Flurbereinigungsgericht Münster, Bescheid vom 13.01.2020 - 9a D 28/17.G (Lieferung 2021)
Aktenzeichen | 9a D 28/17.G | Entscheidung | Bescheid | Datum | 13.01.2020 |
---|---|---|---|---|---|
Gericht | Flurbereinigungsgericht Münster | Veröffentlichungen | Lieferung | 2021 |
Leitsätze[Quelltext bearbeiten]
1. | Mit Abschluss eines Bodenordnungsverfahrens unterliegen allein zivilrechtliche Rechtspositionen keinem flurbereinigungsrechtlichen bzw. entsprechenden altrechtlichen Sonderregime mehr. (Redaktioneller Leitsatz) |
2. | Zur Aufhebung eines durch einen Rezess im Jahr 1931 hoheitlich begründeten Wegerechts ist die Flurbereinigungsbehörde daher nicht befugt. (Redaktioneller Leitsatz) |
Aus den Gründen
2. ... Die Klage ist aber unbegründet. Die Rechtsgrundlagen, die für das gegen den Beklagten als Flurbereinigungsbehörde gerichtete Klagebegehren auf Aufhebung des streitbefangenen Wegerechts in Betracht kommen, sind im vorliegenden Fall nicht einschlägig.

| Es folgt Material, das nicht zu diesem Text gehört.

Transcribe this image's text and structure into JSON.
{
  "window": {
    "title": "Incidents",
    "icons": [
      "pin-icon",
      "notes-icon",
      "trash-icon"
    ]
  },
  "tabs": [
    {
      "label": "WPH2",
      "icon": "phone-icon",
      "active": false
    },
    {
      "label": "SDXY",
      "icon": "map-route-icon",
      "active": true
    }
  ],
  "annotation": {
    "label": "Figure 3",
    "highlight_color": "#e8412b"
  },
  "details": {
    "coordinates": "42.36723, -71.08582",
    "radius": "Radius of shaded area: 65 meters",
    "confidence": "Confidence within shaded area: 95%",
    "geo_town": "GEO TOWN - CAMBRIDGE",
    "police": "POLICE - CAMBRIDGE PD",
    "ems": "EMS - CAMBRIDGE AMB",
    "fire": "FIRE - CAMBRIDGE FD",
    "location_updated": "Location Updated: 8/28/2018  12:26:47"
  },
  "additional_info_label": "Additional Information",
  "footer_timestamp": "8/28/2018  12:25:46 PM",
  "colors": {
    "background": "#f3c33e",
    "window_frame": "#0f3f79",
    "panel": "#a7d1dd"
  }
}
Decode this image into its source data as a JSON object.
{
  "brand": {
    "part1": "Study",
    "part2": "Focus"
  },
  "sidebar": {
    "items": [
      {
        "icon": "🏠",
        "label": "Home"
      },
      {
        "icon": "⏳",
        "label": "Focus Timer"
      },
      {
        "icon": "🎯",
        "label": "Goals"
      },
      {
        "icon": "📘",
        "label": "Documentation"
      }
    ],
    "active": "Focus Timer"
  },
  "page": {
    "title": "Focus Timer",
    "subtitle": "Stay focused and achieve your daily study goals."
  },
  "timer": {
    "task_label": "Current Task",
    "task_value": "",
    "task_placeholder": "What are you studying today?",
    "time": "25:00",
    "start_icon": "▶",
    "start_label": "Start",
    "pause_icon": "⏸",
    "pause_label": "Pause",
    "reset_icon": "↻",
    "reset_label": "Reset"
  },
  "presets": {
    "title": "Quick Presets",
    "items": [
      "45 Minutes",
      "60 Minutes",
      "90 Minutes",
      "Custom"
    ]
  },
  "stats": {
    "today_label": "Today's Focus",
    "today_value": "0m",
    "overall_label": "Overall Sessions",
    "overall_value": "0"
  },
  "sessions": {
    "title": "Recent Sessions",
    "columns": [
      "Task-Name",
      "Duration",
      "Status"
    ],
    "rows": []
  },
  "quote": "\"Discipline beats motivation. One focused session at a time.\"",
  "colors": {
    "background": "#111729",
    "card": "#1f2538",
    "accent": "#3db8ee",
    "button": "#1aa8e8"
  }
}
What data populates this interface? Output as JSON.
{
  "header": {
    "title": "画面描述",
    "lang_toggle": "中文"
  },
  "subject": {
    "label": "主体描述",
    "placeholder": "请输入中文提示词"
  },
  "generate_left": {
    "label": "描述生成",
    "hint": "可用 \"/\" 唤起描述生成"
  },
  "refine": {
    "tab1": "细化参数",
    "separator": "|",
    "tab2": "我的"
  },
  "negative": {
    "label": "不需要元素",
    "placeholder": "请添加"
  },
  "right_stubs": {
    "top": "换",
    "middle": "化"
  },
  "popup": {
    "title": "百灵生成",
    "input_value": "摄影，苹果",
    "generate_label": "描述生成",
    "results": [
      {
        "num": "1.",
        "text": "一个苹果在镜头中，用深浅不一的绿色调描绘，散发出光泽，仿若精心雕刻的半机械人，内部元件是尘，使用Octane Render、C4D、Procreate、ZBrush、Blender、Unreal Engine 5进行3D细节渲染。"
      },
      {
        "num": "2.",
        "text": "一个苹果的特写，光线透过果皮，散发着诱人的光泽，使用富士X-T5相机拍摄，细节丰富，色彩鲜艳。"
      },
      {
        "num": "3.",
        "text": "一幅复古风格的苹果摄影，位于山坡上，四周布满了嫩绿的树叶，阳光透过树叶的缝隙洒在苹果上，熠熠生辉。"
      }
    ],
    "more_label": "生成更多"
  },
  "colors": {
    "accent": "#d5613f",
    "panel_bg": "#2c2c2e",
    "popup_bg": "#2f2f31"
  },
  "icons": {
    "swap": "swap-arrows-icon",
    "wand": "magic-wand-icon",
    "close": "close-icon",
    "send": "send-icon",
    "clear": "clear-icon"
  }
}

a) Die vom Kläger angeführte Regelung in § 64 Satz 1 FlurbG, wonach die Flurbereinigungsbehörde den Flurbereinigungsplan auch nach der Ausführungsanordnung (§§ 61, § 63) ändern oder ergänzen kann, wenn öffentliche Interessen oder wichtige, nicht vorherzusehende wirtschaftliche Bedürfnisse der Beteiligten es erfordern oder wenn ihr eine rechtskräftige gerichtliche Entscheidung bekannt wird, ist hier nicht anwendbar. Sie ist schon deshalb nicht einschlägig, weil es sich um einen nach altem Recht durchgeführten Rezess handelt (dazu aa); im Übrigen würde selbst dann nichts anderes gelten, wenn das Flurbereinigungsgesetz hier anwendbar wäre (dazu bb).
aa) Das erst am 1.1.1954 in Kraft getretene Flurbereinigungsgesetz enthält keine Regelung, unter welchen Voraussetzungen die in Umlegungsplänen nach früherem Recht enthaltenen Festsetzungen - also auch das hier streitbefangene Wegerecht, das auf dem nach Maßgabe der Preußischen Umlegungsordnung erfolgten Rezess aus dem Jahr 1931 beruht - geändert werden können. Seinem zeitlichen Geltungswillen nach will das Flurbereinigungsgesetz nur solche Tatbestände erfassen, die nach seinem Inkrafttreten entstanden sind. Das gilt insbesondere für § 58 Abs. 4 Satz 2 FlurbG, der sich mit der Änderung von Festsetzungen in Flurbereinigungsplänen, die im gemeinschaftlichen Interessen der Beteiligten oder im öffentlichen Interesse getroffen worden sind, nach Beendigung des Verfahrens befasst. Unter "Flurbereinigungsverfahren" sind solche Verfahren zu verstehen, die nach Maßgabe des Flurbereinigungsgesetzes abgeschlossen worden sind.
Vgl. BVerwG, Urteil vom 26.8.1976 - V C 41.75 -, BVerwGE 51, 104, juris Rn. 13 ff. <= RzF - 8 - zu § 58 Abs. 4 FlurbG>
Nichts anderes gilt für die vom Kläger angesprochene Befugnis der Flurbereinigungsbehörde nach § 64 Satz 1 FlurbG, den "Flurbereinigungsplan" auch nach der Ausführungsanordnung (§§ 61 und § 63) zu ändern oder zu ergänzen. Auch diese Vorschrift regelt nur Änderungen eines nach Maßgabe des Flurbereinigungsgesetzes erlassenen Flurbereinigungsplans.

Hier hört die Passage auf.